"Lagian, Gio kan udah bayarin hutang gue, napa hutang gue masih banyak gak kelar-kelar. Gue curiga jangan-jangan amang mau memeras kita ya?" Tanya Satria merasa ada yang mengganjal.

Mang Dadang menggeleng seraya berkata. "Gimana mau kelar kalau setiap hari kamu ngutang lagi ngutang lagi, yang ada hutangnya yang sedikit lama-lama menjadi bukit."

Gio berdeham singkat. "Gak papa mang, biar saya yang bayarin hutangnya Satria."

Mang Dadang mulutnya menganga menoleh menatap Gio. "Jangan kayak gitu nak Gio, nanti kalo hutang si Satria di bayarin terus. Nih, anak kalau udah punya istri pun pasti bakalan ngutang."

Gio tersenyum kecil. "Gak papa mang, lagian saya bingung cara ngabisin duit saya harus gimana," jawab Gio membuat mang Dadang melotot tak menyangka. "Orang kaya beda ya kalo ngomong." Katanya sembari geleng-geleng.

"Kalian mau pesen apa? Seperti biasa aja?"

Gio manggut-manggut. "Sekalian Zaki juga saya yang bayarin."

"Gak, gue masih punya uang, lo gak usah repot-repot bayarin gue." Ucap Zaki menolak cepat, Gio hanya mengangguk saja tak berani memaksa Zaki. Mang Dadang langsung pergi menuju gerobak meninggalkan mereka.

"Thank, ya Gi. Lo selalu baik sama gue, selalu ngerti keadaan gue."

"Santai aja, bagi gue hutang lo gak seberapa di banding dengan dulu lo gak ikut-ikutan mengkhianati gue."

"BANG SAT, BANG ZAKI, BANG GIO!!!!!!"

Satria yang akan berbicara seketika mengurungkan niat di saat suara cempreng dari arah kanan menusuk gendang telinga nya, di sana menampakkan sosok cowok pendek ingin menghampirinya. Baim cowok itu mendudukan bokongnya.

"Ada apaan sih? Dateng-dateng bikin rusuh aja." Tanya Satria bila melihat mimik wajah Baim terlihat resah.

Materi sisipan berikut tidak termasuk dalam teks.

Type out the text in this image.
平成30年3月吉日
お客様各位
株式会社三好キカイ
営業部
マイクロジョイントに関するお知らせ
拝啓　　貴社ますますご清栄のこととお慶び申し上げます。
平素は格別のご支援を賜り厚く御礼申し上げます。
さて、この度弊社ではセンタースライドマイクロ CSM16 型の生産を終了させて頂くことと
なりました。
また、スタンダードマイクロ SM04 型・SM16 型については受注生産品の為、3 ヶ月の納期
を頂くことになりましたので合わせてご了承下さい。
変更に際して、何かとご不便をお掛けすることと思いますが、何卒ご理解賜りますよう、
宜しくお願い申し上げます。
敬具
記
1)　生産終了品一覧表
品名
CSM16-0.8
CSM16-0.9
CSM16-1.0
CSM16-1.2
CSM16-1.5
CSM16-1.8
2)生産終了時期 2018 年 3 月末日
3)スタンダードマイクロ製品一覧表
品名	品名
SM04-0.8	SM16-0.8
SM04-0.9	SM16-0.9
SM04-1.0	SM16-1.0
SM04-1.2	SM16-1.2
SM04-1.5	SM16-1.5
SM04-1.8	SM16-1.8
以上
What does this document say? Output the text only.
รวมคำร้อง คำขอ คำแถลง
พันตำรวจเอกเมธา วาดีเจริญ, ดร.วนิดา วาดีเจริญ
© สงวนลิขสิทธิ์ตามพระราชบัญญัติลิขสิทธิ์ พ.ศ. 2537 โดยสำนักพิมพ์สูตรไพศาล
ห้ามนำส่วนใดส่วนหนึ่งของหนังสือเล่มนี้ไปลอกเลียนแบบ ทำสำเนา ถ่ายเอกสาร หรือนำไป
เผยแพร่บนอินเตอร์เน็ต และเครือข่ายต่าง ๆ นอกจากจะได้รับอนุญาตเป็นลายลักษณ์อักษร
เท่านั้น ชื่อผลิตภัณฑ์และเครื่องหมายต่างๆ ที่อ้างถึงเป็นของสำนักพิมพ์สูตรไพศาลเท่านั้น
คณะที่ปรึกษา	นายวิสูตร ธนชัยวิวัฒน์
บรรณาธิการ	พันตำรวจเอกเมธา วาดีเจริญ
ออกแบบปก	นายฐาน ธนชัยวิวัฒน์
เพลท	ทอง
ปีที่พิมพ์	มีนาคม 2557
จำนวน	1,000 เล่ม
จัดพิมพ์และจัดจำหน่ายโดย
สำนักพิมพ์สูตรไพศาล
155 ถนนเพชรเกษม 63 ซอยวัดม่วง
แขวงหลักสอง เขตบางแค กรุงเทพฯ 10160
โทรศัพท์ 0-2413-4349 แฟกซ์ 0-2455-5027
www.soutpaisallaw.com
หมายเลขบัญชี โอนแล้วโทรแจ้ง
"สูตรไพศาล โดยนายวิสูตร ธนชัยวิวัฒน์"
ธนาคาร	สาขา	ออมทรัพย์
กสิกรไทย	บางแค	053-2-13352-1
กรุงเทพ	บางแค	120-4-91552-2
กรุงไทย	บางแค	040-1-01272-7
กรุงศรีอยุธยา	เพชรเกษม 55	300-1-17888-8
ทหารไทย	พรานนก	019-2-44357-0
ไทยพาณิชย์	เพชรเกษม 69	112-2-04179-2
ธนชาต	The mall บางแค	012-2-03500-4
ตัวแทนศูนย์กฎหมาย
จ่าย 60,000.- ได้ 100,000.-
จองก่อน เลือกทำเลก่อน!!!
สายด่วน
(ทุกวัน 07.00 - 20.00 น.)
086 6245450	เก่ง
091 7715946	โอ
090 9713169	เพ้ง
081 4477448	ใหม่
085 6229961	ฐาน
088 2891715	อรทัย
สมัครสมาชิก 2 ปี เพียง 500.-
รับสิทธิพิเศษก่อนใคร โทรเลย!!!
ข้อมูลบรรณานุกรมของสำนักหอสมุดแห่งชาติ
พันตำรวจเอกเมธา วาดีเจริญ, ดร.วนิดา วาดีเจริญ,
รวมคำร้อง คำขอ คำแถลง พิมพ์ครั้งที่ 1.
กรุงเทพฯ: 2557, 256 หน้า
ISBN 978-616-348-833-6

"Gue mau nanya, bang Gio udah lengser dari kapten basket?"

Gio duduk tegak tak lagi menyender kepada kursi, manik matanya masih menatap Baim. "Gak, tuh. Kenapa emangnya?" Jawabnya sembari bertanya balik lantaran tak tahu tujuan Baim menanyakan hal itu biasannya juga tidak sama sekali.

"Wah parah lo ngatain si Gio lengser dari kapten basket, asal lo tau sampai kapanpun Gio gak bakalan keluar jadi kapten basket." Sargas Satria cepat membuat Baim menoleh kepadanya. "Bukan gitu, bang."

"Terus maksud lo ngomong kayak gitu apa?" Kali ini Zaki yang bertanya.

"Tadi pas gue sama teman-teman gue mau ke kantin gak sengaja gue liat di lapangan banyak murid-murid berkerumun, bukan murid doang tapi di sana juga ada bang El bara, bang Leon ehh... pokonya banyak lagi dah, gue gak bisa jelasin satu-satu." Jelas Baim begitu sangat heboh, Satria masih tak mengerti maksud bocah itu barusan.

"Terus apa hubungannya sama lo yang nanya kalo Gio lengser dari kapten basket atau enggak, gak jelas banget, sih. Lo."

"Karena gue ngedenger bang El ngomong ke semua murid yang ada di lapangan pakek toa, katanya gini... karena pas tanding basket kemarin lalu tim bang Gio kalah jadi bang El memutuskan bahwa dia yang akan gantiin bang Gio. Gitu katanya."

Satria mengangguk mulai paham." Jadi sekarang Si El jadi kapten basket?"

"Belum bang dia cuma ngumpulin semua murid ke tengah lapangan, supaya apa? Supaya semua murid setuju kalo sekarang bang El yang akan jadi kapten basket." Jelas Baim menatap sekilas wajah Gio yang masam. "Makanya gue nanya bang Gio lengser dari kapten basket atau enggak, ya karena itu gue penasaran."

"Gi, ini udah keterlaluan tau gak, di diemin si El semakin melunjak." Seloroh Zaki merasa jengah mendengar cerita dari Baim barusan.

"Gue setuju sama si Zaki, lagian tuh si El buluk maunya apa sih, ngusik lo mulu kerjaannya." Timpal Satria ikut-ikutan sebal. Baim hanya mengangguk saja, apalagi ia tidak tahu apa-apa yang terjadi diantara Gio dan juga El Bara.